The Role of BMP Signaling in the Expansion of Epiblast Stem Cell Plasticity
- Temple, Jasmine
- Advisor(s): Parast, Mana
Abstract
Bone morphogenetic protein (BMP) signaling has an established role in patterning of peri-implantation development in both mouse and human. In vitro, BMP4 has been shown to induce both primed and naïve human embryonic stem cells (hESCs) toward a trophectoderm (TE)-like cell, which can be further converted into trophoblast stem cells (TSC). However, the role of this signaling pathway in TE induction of hESC remains controversial, partly because of limitations in testing the functionality of these cells in human.

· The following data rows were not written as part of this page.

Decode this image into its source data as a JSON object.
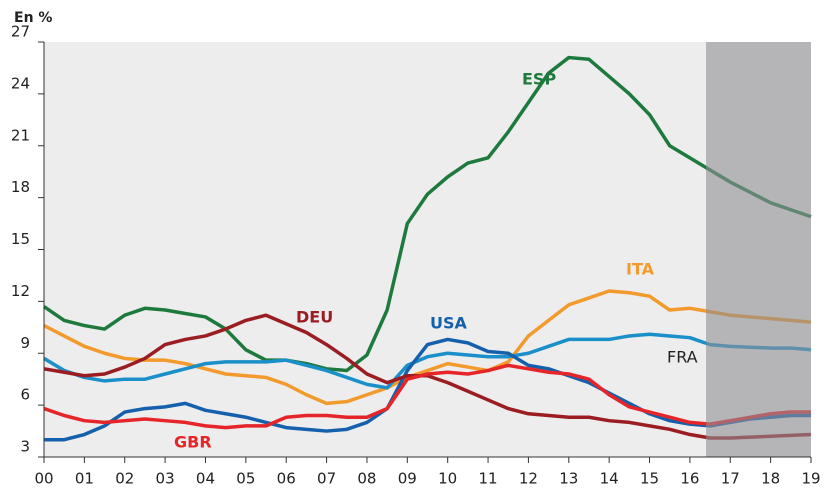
{
  "chart_data": {
    "type": "line",
    "y_label": "En %",
    "x": [
      2000,
      2000.5,
      2001,
      2001.5,
      2002,
      2002.5,
      2003,
      2003.5,
      2004,
      2004.5,
      2005,
      2005.5,
      2006,
      2006.5,
      2007,
      2007.5,
      2008,
      2008.5,
      2009,
      2009.5,
      2010,
      2010.5,
      2011,
      2011.5,
      2012,
      2012.5,
      2013,
      2013.5,
      2014,
      2014.5,
      2015,
      2015.5,
      2016,
      2016.5,
      2017,
      2017.5,
      2018,
      2018.5,
      2019
    ],
    "series": [
      {
        "name": "ESP",
        "color": "#1e7a3c",
        "values": [
          11.7,
          10.9,
          10.6,
          10.4,
          11.2,
          11.6,
          11.5,
          11.3,
          11.1,
          10.4,
          9.2,
          8.6,
          8.6,
          8.4,
          8.1,
          8.0,
          8.9,
          11.5,
          16.5,
          18.2,
          19.2,
          20.0,
          20.3,
          21.8,
          23.5,
          25.2,
          26.1,
          26.0,
          25.0,
          24.0,
          22.8,
          21.0,
          20.3,
          19.6,
          18.9,
          18.3,
          17.7,
          17.3,
          16.9
        ]
      },
      {
        "name": "ITA",
        "color": "#f39a2c",
        "values": [
          10.6,
          10.0,
          9.4,
          9.0,
          8.7,
          8.6,
          8.6,
          8.4,
          8.1,
          7.8,
          7.7,
          7.6,
          7.2,
          6.6,
          6.1,
          6.2,
          6.6,
          7.0,
          7.6,
          8.0,
          8.4,
          8.2,
          8.0,
          8.5,
          10.0,
          10.9,
          11.8,
          12.2,
          12.6,
          12.5,
          12.3,
          11.5,
          11.6,
          11.4,
          11.2,
          11.1,
          11.0,
          10.9,
          10.8
        ]
      },
      {
        "name": "FRA",
        "color": "#1a8fc9",
        "values": [
          8.7,
          8.0,
          7.6,
          7.4,
          7.5,
          7.5,
          7.8,
          8.1,
          8.4,
          8.5,
          8.5,
          8.5,
          8.6,
          8.3,
          8.0,
          7.6,
          7.2,
          7.0,
          8.3,
          8.8,
          9.0,
          8.9,
          8.8,
          8.8,
          9.0,
          9.4,
          9.8,
          9.8,
          9.8,
          10.0,
          10.1,
          10.0,
          9.9,
          9.5,
          9.4,
          9.35,
          9.3,
          9.3,
          9.2
        ]
      },
      {
        "name": "USA",
        "color": "#1560ad",
        "values": [
          4.0,
          4.0,
          4.3,
          4.8,
          5.6,
          5.8,
          5.9,
          6.1,
          5.7,
          5.5,
          5.3,
          5.0,
          4.7,
          4.6,
          4.5,
          4.6,
          5.0,
          5.8,
          8.0,
          9.5,
          9.8,
          9.6,
          9.1,
          9.0,
          8.3,
          8.1,
          7.7,
          7.3,
          6.7,
          6.1,
          5.5,
          5.1,
          4.9,
          4.8,
          5.0,
          5.2,
          5.3,
          5.4,
          5.4
        ]
      },
      {
        "name": "DEU",
        "color": "#9b1d22",
        "values": [
          8.1,
          7.9,
          7.7,
          7.8,
          8.2,
          8.7,
          9.5,
          9.8,
          10.0,
          10.4,
          10.9,
          11.2,
          10.7,
          10.2,
          9.5,
          8.7,
          7.8,
          7.3,
          7.7,
          7.7,
          7.3,
          6.8,
          6.3,
          5.8,
          5.5,
          5.4,
          5.3,
          5.3,
          5.1,
          5.0,
          4.8,
          4.6,
          4.3,
          4.1,
          4.1,
          4.15,
          4.2,
          4.25,
          4.3
        ]
      },
      {
        "name": "GBR",
        "color": "#e52528",
        "values": [
          5.8,
          5.4,
          5.1,
          5.0,
          5.1,
          5.2,
          5.1,
          5.0,
          4.8,
          4.7,
          4.8,
          4.8,
          5.3,
          5.4,
          5.4,
          5.3,
          5.3,
          5.8,
          7.5,
          7.8,
          7.9,
          7.8,
          8.0,
          8.3,
          8.1,
          7.9,
          7.8,
          7.5,
          6.6,
          5.9,
          5.6,
          5.3,
          5.0,
          4.9,
          5.1,
          5.3,
          5.5,
          5.6,
          5.6
        ]
      }
    ],
    "forecast_region": [
      2016.4,
      2019
    ],
    "xlim": [
      2000,
      2019
    ],
    "xticks": [
      {
        "value": 2000,
        "label": "00"
      },
      {
        "value": 2001,
        "label": "01"
      },
      {
        "value": 2002,
        "label": "02"
      },
      {
        "value": 2003,
        "label": "03"
      },
      {
        "value": 2004,
        "label": "04"
      },
      {
        "value": 2005,
        "label": "05"
      },
      {
        "value": 2006,
        "label": "06"
      },
      {
        "value": 2007,
        "label": "07"
      },
      {
        "value": 2008,
        "label": "08"
      },
      {
        "value": 2009,
        "label": "09"
      },
      {
        "value": 2010,
        "label": "10"
      },
      {
        "value": 2011,
        "label": "11"
      },
      {
        "value": 2012,
        "label": "12"
      },
      {
        "value": 2013,
        "label": "13"
      },
      {
        "value": 2014,
        "label": "14"
      },
      {
        "value": 2015,
        "label": "15"
      },
      {
        "value": 2016,
        "label": "16"
      },
      {
        "value": 2017,
        "label": "17"
      },
      {
        "value": 2018,
        "label": "18"
      },
      {
        "value": 2019,
        "label": "19"
      }
    ],
    "ylim": [
      3,
      27
    ],
    "yticks": [
      3,
      6,
      9,
      12,
      15,
      18,
      21,
      24,
      27
    ]
  }
}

In mouse, BMP4 treatment of ESC has been shown to induce some trophoblast- associated gene expression, but ESC conversion to TSC is not considered possible without genetic perturbation. Here we apply combined BMP4-IWP2 (Wnt inhibitor) treatment, a protocol used by the Parast Lab for TE induction of primed hESC, to mouse ESC-derived epiblast-like cells (mEpiLC), with subsequent adaptation to mouse TSC media. By immunostaining and single-cell RNA-sequencing, we show that trophoblast is one of the lineages induced and stabilized through this protocol. We further show that these mouse Trophoblast Stem Cell-Like Cells (mTSCLC) contribute to the extraembryonic compartments in both pre- and post-implantation ex vivo embryo models. We conclude that mouse post-implantation epiblast has the potential to be converted to the trophoblast lineage following activation of BMP signaling. In addition, multiple groups have used BMP4 for derivation of human TE and hTSC from primed hESC, but the true identity of these cells has been contested. In this study, we compare hESC, primary hTSC, hESC-derived TE, and hESC-derived hTSC to human amnion through single cell sequencing. We conclude that specific markers can distinguish between embryonic and extraembryonic ectoderm, and hESC-derived hTSC are bona fide human trophoblast cells.